Trovare un accordo con Bruxelles che ha già bocciato e posto veti sulla manovra finanziaria del governo è argomento di stretta attualità politica. Evitare le paventate sanzioni ed il rischio isolamento dell’Italia da parte dei vertici europei per via della legge di Bilancio è priorità dell’esecutivo che comunque sembra non voler fare passi indietro sulle due misure cardine della legge di Stabilità, cioè quota 100 e reddito di cittadinanza.
Delle due, appare probabile che solo quota 100 riesca a trovare la sua definizione definitiva già nella manovra, perché sul reddito di cittadinanza si pensa ad un decreto a se stante anche se collegato alla manovra. Ed è proprio su quota 100 che si concentra l’attenzione dell’esecutivo, che evidentemente ha battezzato questa misura come quella da ritoccare per compiacere Bruxelles, come riporta un editoriale del noto quotidiano nazionale “Repubblica”. Le ultime novità tornano a collegare quota 100 a quota 41, ipotizzando la prima come apriscatole della seconda. E cos’ che si valuta l’idea di avviare quota 100 come misura a termine, cioè valida solo per un determinato arco temporale, prima di lanciare la grande iniziativa della nuova pensione di anzianità con “solo” 41 anni di contributi richiesti e senza vincoli di età.

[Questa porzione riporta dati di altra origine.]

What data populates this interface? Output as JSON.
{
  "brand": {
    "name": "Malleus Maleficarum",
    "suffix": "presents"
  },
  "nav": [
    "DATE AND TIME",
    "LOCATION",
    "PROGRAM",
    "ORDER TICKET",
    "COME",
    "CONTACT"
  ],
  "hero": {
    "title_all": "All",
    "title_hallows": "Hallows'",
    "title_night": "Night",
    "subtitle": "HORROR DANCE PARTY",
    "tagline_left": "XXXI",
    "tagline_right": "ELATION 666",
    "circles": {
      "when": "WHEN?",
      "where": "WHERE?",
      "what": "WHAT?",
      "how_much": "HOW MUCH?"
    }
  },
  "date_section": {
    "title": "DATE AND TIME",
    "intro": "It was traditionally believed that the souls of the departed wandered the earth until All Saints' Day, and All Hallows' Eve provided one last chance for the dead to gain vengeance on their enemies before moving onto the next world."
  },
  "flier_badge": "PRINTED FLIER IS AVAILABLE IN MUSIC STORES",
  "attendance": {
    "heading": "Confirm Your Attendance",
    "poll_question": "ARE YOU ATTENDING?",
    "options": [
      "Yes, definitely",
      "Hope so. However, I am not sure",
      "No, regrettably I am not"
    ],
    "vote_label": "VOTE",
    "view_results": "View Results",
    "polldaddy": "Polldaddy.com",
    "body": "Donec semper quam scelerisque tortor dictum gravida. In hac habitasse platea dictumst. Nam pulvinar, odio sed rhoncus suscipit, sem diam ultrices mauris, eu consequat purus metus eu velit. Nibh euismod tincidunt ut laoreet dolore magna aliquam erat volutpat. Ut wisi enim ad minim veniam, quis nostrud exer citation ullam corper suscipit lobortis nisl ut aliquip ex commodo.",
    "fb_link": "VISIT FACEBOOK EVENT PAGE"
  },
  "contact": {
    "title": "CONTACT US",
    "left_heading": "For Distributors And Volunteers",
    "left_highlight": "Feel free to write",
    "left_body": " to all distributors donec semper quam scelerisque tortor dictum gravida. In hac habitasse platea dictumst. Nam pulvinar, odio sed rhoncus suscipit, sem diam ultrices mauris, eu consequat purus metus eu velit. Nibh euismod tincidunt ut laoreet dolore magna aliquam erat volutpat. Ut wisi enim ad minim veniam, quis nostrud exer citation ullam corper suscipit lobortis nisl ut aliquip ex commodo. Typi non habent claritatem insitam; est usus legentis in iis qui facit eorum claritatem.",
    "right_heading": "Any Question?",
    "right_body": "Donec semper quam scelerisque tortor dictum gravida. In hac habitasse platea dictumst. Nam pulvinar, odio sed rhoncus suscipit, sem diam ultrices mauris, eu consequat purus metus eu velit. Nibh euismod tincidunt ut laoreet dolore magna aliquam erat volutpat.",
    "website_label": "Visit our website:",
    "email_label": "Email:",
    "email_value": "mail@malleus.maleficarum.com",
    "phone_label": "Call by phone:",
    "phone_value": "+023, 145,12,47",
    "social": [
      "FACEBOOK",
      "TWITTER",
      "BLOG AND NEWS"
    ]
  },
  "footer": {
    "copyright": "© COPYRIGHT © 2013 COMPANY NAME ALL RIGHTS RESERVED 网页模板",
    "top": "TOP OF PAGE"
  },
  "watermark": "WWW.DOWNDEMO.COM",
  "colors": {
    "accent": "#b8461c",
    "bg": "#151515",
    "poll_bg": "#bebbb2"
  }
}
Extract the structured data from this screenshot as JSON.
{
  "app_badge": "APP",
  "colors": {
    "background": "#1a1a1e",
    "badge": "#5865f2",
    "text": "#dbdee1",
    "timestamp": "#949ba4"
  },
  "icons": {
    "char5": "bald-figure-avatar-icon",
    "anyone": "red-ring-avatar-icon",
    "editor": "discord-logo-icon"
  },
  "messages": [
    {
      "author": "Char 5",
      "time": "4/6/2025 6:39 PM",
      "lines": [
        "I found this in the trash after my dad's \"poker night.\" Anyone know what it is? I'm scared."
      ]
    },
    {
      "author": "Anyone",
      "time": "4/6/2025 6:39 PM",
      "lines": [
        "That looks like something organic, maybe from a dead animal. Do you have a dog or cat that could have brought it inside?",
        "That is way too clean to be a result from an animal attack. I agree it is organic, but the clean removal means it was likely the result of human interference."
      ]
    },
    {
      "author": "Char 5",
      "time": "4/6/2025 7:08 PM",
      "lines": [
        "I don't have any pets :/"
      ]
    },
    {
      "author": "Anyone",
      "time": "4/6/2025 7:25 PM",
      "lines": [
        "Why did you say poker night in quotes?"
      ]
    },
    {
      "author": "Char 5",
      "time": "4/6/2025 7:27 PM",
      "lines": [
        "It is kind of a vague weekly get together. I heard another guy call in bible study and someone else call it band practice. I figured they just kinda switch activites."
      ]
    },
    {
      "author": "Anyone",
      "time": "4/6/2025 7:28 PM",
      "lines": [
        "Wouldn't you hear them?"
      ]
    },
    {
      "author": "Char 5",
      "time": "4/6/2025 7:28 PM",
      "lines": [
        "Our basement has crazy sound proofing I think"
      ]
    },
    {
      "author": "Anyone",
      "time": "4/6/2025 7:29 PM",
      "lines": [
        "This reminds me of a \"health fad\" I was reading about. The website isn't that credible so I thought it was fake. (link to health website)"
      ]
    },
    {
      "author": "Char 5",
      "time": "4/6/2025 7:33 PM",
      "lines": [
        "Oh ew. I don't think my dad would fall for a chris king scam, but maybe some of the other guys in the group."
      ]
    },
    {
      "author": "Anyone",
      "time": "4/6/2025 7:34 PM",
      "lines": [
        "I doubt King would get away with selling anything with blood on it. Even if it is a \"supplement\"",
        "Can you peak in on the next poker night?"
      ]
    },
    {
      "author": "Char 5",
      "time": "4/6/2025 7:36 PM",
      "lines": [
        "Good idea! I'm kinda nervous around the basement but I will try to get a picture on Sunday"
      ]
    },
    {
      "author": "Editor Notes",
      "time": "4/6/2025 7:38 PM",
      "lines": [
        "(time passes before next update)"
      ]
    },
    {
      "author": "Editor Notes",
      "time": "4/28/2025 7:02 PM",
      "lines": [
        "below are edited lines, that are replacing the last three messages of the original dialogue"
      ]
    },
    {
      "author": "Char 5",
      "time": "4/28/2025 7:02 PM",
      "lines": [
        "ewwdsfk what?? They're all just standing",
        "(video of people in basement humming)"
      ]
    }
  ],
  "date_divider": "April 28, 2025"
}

Una misura che preoccupa in termini di conti pubblici
Continua a tenere banco l’ipotesi di un maxiemendamento correttivo alla misura, che comunque non deve perdere la struttura pensata inizialmente e ormai nota a tutti. Quota 100 partirà con i due limiti previsti, cioè i 62 anni di età ed i 38 anni di contributi come vincoli minimi da rispettare per l’accesso alla misura. Uno strumento che consentirebbe di anticipare la pensione di diversi anni, con vantaggio massimo di 5 anni rispetto alla pensione di vecchiaia a 67 anni e di 5 anni e 3 mesi rispetto alla pensione anticipata con 43 anni e 3 mesi di contributi. La Commissione Europea ha chiesto all’Italia correttivi sui progetti di riforma della previdenza sociale perché preoccupata della maggiore instabilità che produrrebbero misure troppo vantaggiose in termini di uscita dal lavoro rispetto agli ultimi anni in cui l’impatto della riforma Fornero ha allontanato di molti anni la pensione dai lavoratori.
Secondo Repubblica, ma anche secondo molti altri quotidiani, per venire incontro ai diktat europei l’unica via, che poi è quella che sembra stia intraprendendo l’esecutivo, sarebbe quella di inserire disincentivi sulla misura, cioè di renderla meno appetibile per una platea di destinatari che resta vastissima. Si cerca in definitiva, di risparmiare qualcosa di quei 6,7 miliardi di euro stanziati per il pacchetto Pensioni della manovra.
Alcune soluzioni al vaglio
Secondo l’editoriale, emerge la possibilità di inserire un altro vincolo sulla misura, non tanto per tagliare la platea di destinatari, ma piuttosto per disincentivare i più a non scegliere la via offerta dal nuovo strumento pensionistico.
Si tratterebbe dello stop alla rivalutazione della parte di pensione che verrebbe calcolata con ilo metodo retributivo. Un taglio del 12% di assegno per chi ha molti contributi versati prima del 2011 e che per via della normativa vigente rientrerebbe ancora nel calcolo della pensione con il sistema misto, cioè in parte con il metodo retributivo ed in parte con il sistema contributivo. Una penalizzazione che però dovrà fare i conti con la promessa del Vice Premier Salvini, di avviare quota 100 senza penalità alcuna. Un altro deterrente già certo appare essere quello del divieto di cumulo di redditi derivanti da attività di lavoro con la pensione percepita in regime di quota 100. In pratica, non si potrà arrotondare la pensione con lavoretti vari che producano redditi oltre i 5.000 euro.
Disincentivi che dovrebbero portare la spesa da sostenere per quota 100 intorno a 5 miliardi, risparmiandone almeno 1,5 di quelli stanziati in manovra. Se questi disincentivi non bastassero per ottenere il benestare di Bruxelles, adesso sembra si ipotizzi di rendere quota 100 valida solo per un triennio. Una misura che non sarebbe strutturale ma in vigore solo fino al 2021, per poi passare alla quota 41, cioè alla nuova pensione di anzianità con 41 anni di contributi.